Other people work better with getting up and reading the Bible until they have read three chapters, practicing one song, writing four pages, milk the cow, process the milk, start supper, eat, clean up, quick-clean, big clean one item, Bible lessons, practice poetry, etc. they may start at 5:00 today and 7:00 tomorrow. They may finish the day’s school at 1:00 or 3:00, just depending on how that day’s work went. This is a routine instead of a schedule. 

(Honestly, I do a mixture. I have a schedule of time slots with meals and bedtime fixed firmly in place. Then I have a list of routines to do within each time slot. I do the most important things first within each slot and if I don’t get to everything, that’s ok. If I practice my guitar longer than normal or over sleep and don’t get time to write before the next time slot (cow milking) I just skip writing for the day. I seldom have a day where I actually get to everything, but over the course of a week or two, everything gets done.)
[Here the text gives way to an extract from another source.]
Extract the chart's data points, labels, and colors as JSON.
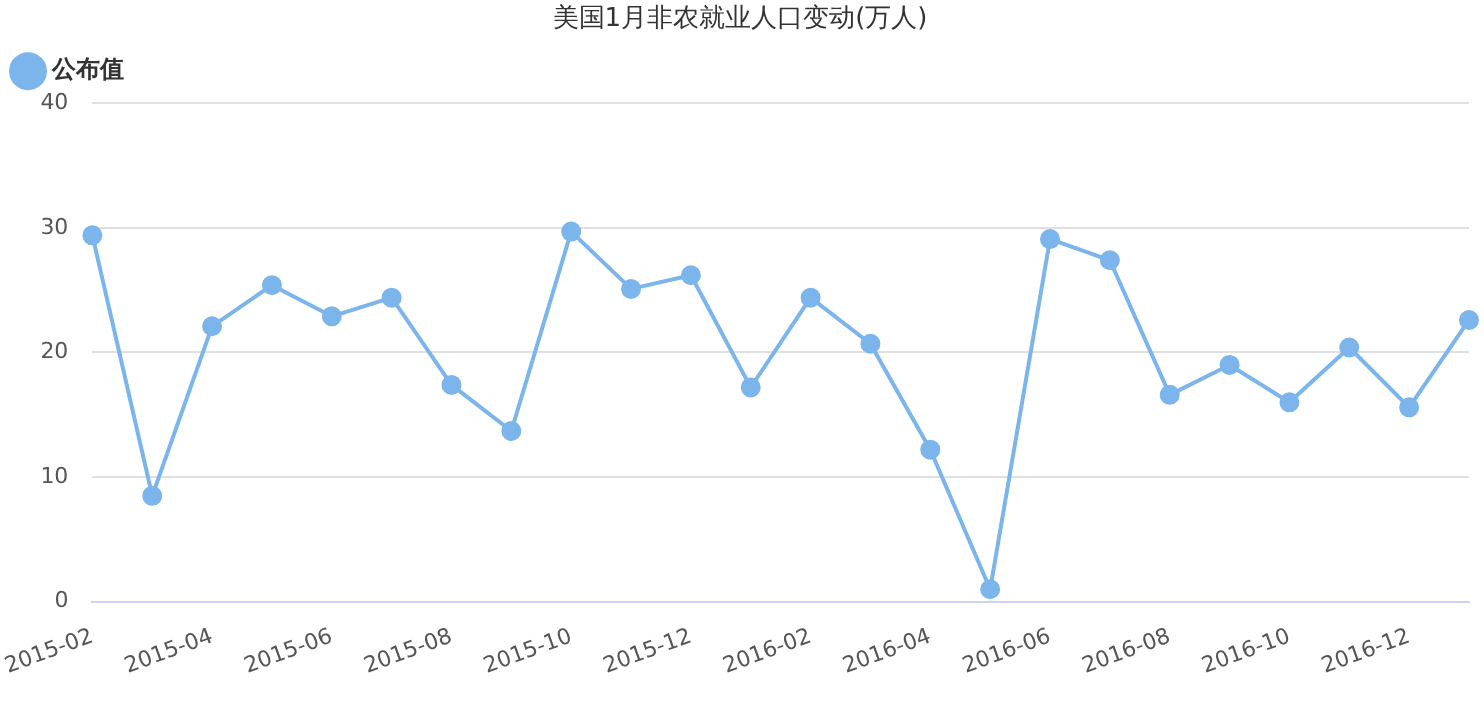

7)   Add in an extra, unscheduled 5-15 minutes every now and then throughout the day. This is your emergency cushion. You don’t have to panic if Great-Aunt Myrtle calls you unexpectedly for your cheesecake recipe or the toddler decides to build flour castles in the middle of your living room. You have it scheduled in; you just didn’t know what it was for when you made the schedule.


8)   You may need to make different schedules for different days. For example, we do “normal school” Monday through Wednesday, but the children spend Thursday nights with Grandma. So they do work on the on the computer Thursday while giving the house an extra cleaning. Friday they do school with grandma and we run errands. Saturday, daddy will either have a day trip planned or we will just hang around the house or go work at the church. Sunday we have service. I have different schedules for each of these (I don’t actually have them written down except for our basic routine. I just have it in my head what needs to be done when.)


9)   Make sure you leave time to study a new skill. For example, let’s say you want to learn to sew. Set aside fifteen minutes a day to read an instruction book on sewing. When you get it finished turn that same fifteen minutes into your actual sewing time. If you want to learn to garden but don’t know a spade from a rake, get a good book or two (Square Foot Gardening is good) and spend you garden time during the winter reading. When spring comes you will be all ready to get your hands dirty.


10)       Speaking of gardening, make sure you allot time to work in your yard. It needs the attention and you need the fresh air, sunshine and exercise.